Si passa verso un risultato degli esperimenti che rasenta il ridicolo (involontario, purtroppo) e che sarebbe scientificamente impossibile. Il dottore infatti, non regredisce solo mentalmente (o a livello percettivo e visivo) alle origine della nostra specie, ma lo fa anche ad un livello fisico. In parole povere si trasforma prima in una scimmia e poi, nel ripetere l’esperimento ancora una volta, in una forma di materia energetica di cui non si capisce bene la natura; tralasciando poi il finale in cui l’orrore che poteva nascere dallo spingersi verso territori inesplorati della nostra mente viene redento dall’amore e dalla “misticità” intrinseca nel contatto e nell’unione tra il corpo maschile e quello femminile.
Ken Russel perde il controllo del film quando vuole andare oltre, quando non si accontenta più di quello che le premesse di base (gli stati di coscienza alterati) gli potevano offrire. In questo modo, nel momento della trasformazione dell’uomo in una scimmia, il risultato, come dicevo, diventa comico, anche forse per l’eccessiva vecchiaia degli effetti speciali.
Il problema con i film che trattano i viaggi psichedelici, le alterazioni della coscienza o le allucinazioni, in realtà, è proprio quello legato all’immagine che vuole mostrare cosa accade in queste situazioni.
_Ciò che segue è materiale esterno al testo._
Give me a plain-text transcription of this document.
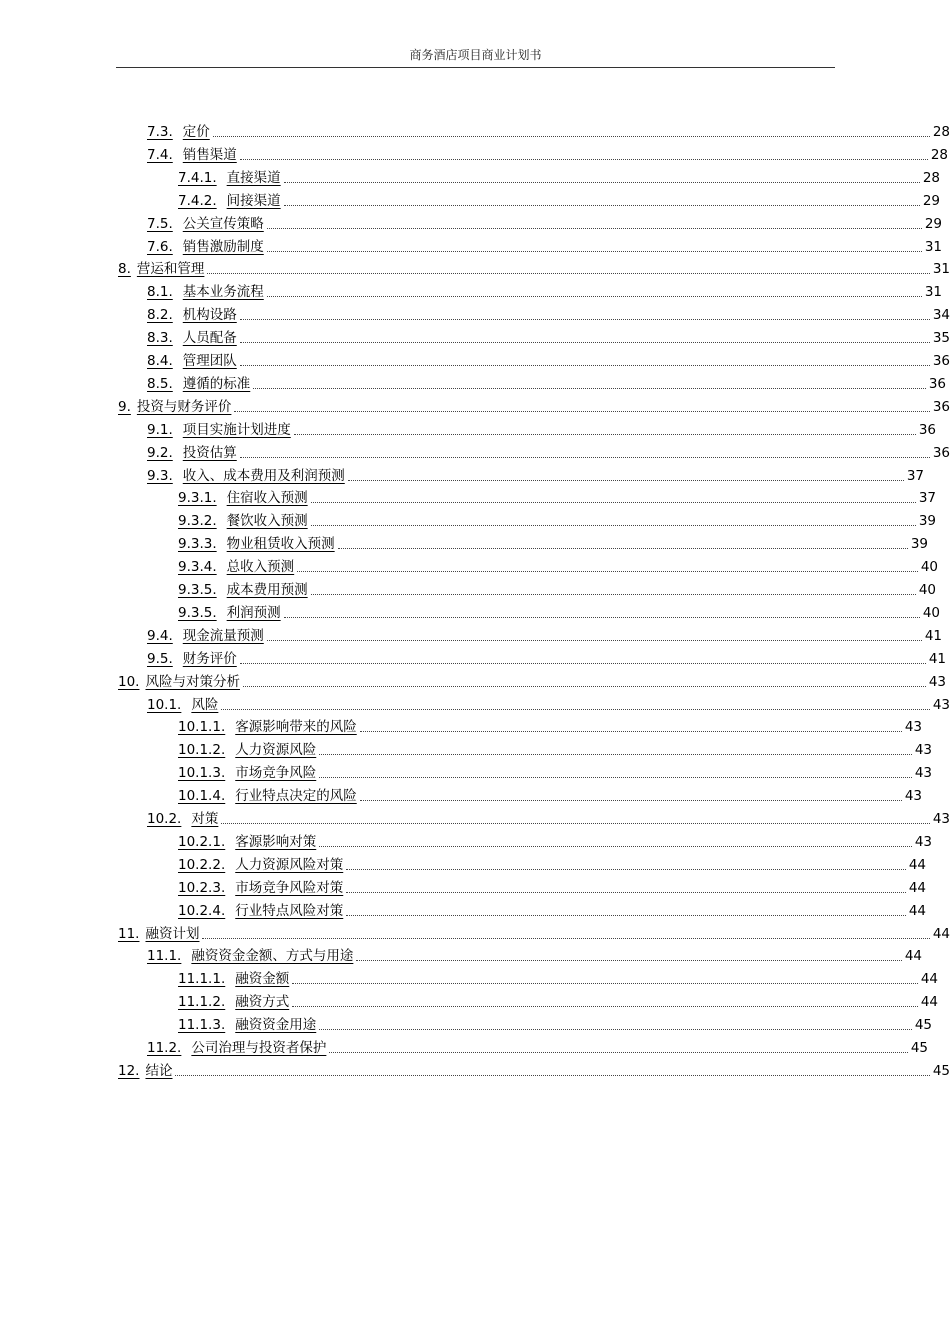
商务酒店项目商业计划书
7.3. 定价	28
7.4. 销售渠道	28
7.4.1. 直接渠道	28
7.4.2. 间接渠道	29
7.5. 公关宣传策略	29
7.6. 销售激励制度	31
8. 营运和管理	31
8.1. 基本业务流程	31
8.2. 机构设路	34
8.3. 人员配备	35
8.4. 管理团队	36
8.5. 遵循的标准	36
9. 投资与财务评价	36
9.1. 项目实施计划进度	36
9.2. 投资估算	36
9.3. 收入、成本费用及利润预测	37
9.3.1. 住宿收入预测	37
9.3.2. 餐饮收入预测	39
9.3.3. 物业租赁收入预测	39
9.3.4. 总收入预测	40
9.3.5. 成本费用预测	40
9.3.5. 利润预测	40
9.4. 现金流量预测	41
9.5. 财务评价	41
10. 风险与对策分析	43
10.1. 风险	43
10.1.1. 客源影响带来的风险	43
10.1.2. 人力资源风险	43
10.1.3. 市场竞争风险	43
10.1.4. 行业特点决定的风险	43
10.2. 对策	43
10.2.1. 客源影响对策	43
10.2.2. 人力资源风险对策	44
10.2.3. 市场竞争风险对策	44
10.2.4. 行业特点风险对策	44
11. 融资计划	44
11.1. 融资资金金额、方式与用途	44
11.1.1. 融资金额	44
11.1.2. 融资方式	44
11.1.3. 融资资金用途	45
11.2. 公司治理与投资者保护	45
12. 结论	45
Ho notato che sono molto rari i film che riescano ad esprimere veramente quello che si possa vedere e provare in un trip. Proprio perché film di questo tipo dovrebbero presupporre che chi mostri queste visioni abbia fatto almeno una volta un’esperienza di questo tipo. Uno degli esempi più riusciti rimane sicuramente The Trip di Roger Corman, dove le allucinazioni (espresse attraverso splendidi giochi di luce ed effetti ottici) e i tagli veloci del montaggio rimandano fedelmente ad una esperienza psichedelica.
Quello di Russel vuole essere un viaggio verso i primordi dell’essere umano, un modo per scoprire la nostra provenienza. Ma perché? In effetti un’apertura della mente e della coscienza potrebbe portare altri benefici o altre scoperte rispetto alla questione dell’Origine.
Potremmo ampliare il nostro ego, per esempio, solo per scoprire gli enormi poteri di cui disponiamo. Comunque sia rimpiango come non mai gli anni sessanta con tutti i loro paradossi e le loro controversie. Rimpiango ambienti accademici (ma saranno mai esistiti?) dove si teorizzava e si discuteva con uno spino nella mano sinistra e un bicchiere di vino in quella destra.